Would $B_{m \times n} = \begin{bmatrix}
\vert & & \vert \\
\mathbf{c_1} & \cdots & \mathbf{c_s} \\
\vert & & \vert \\
\end{bmatrix}_{m \times s}
\begin{bmatrix}
— & \mathbf{{r_1}^T} & — \\
& … & \\
— & \mathbf{{r_s}^T} & — \\
\end{bmatrix}_{s \times n}
= \sum\limits_{1 \le i \le s}\mathbf{c_s{r_s}^T} $ ? How and why?
Best Answer
1-2) This construction works because the columns are on the left and the rows are on the right. I imagine it was conceived by thinking about how matrix multiplication on the left and right produces a vector. On a more subtle note, vectors are only matrices when you are working in some basis. More generally, vectors do not a priori have a default matrix representation.
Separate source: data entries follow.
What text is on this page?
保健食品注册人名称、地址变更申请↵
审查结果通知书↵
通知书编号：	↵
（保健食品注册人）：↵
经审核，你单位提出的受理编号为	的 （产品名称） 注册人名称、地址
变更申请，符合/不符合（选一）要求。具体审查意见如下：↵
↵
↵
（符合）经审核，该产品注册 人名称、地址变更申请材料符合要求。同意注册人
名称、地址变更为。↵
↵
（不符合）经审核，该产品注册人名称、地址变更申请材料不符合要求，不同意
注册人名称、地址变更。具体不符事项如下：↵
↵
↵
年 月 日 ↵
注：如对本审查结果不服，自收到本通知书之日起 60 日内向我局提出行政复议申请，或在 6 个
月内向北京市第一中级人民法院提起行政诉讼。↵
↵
3) I you multiply $$B_{m \times n} = \begin{bmatrix} \vert & & \vert \\ \mathbf{c_1} & \cdots & \mathbf{c_s} \\ \vert & & \vert \\ \end{bmatrix}_{m \times s} \begin{bmatrix} -- & \mathbf{{r_1}^T} & -- \\ & ... & \\ -- & \mathbf{{r_s}^T} & -- \\ \end{bmatrix}_{s \times n} = \sum\limits_{1 \le i \le s}\mathbf{c_s{r_s}^T} $$ by a column vector on the right, the column times $\begin{bmatrix} -- & \mathbf{{r_1}^T} & -- \\ & ... & \\ -- & \mathbf{{r_s}^T} & -- \\ \end{bmatrix}_{s \times n}$ gives a new column. Multiplying this column by $\begin{bmatrix} \vert & & \vert \\ \mathbf{c_1} & \cdots & \mathbf{c_s} \\ \vert & & \vert \\ \end{bmatrix}_{m \times s}$ gives you an element of the column space. If you multiply a row vector on the left of $B_{m\times n}$ it similarly gives you an element of the row space.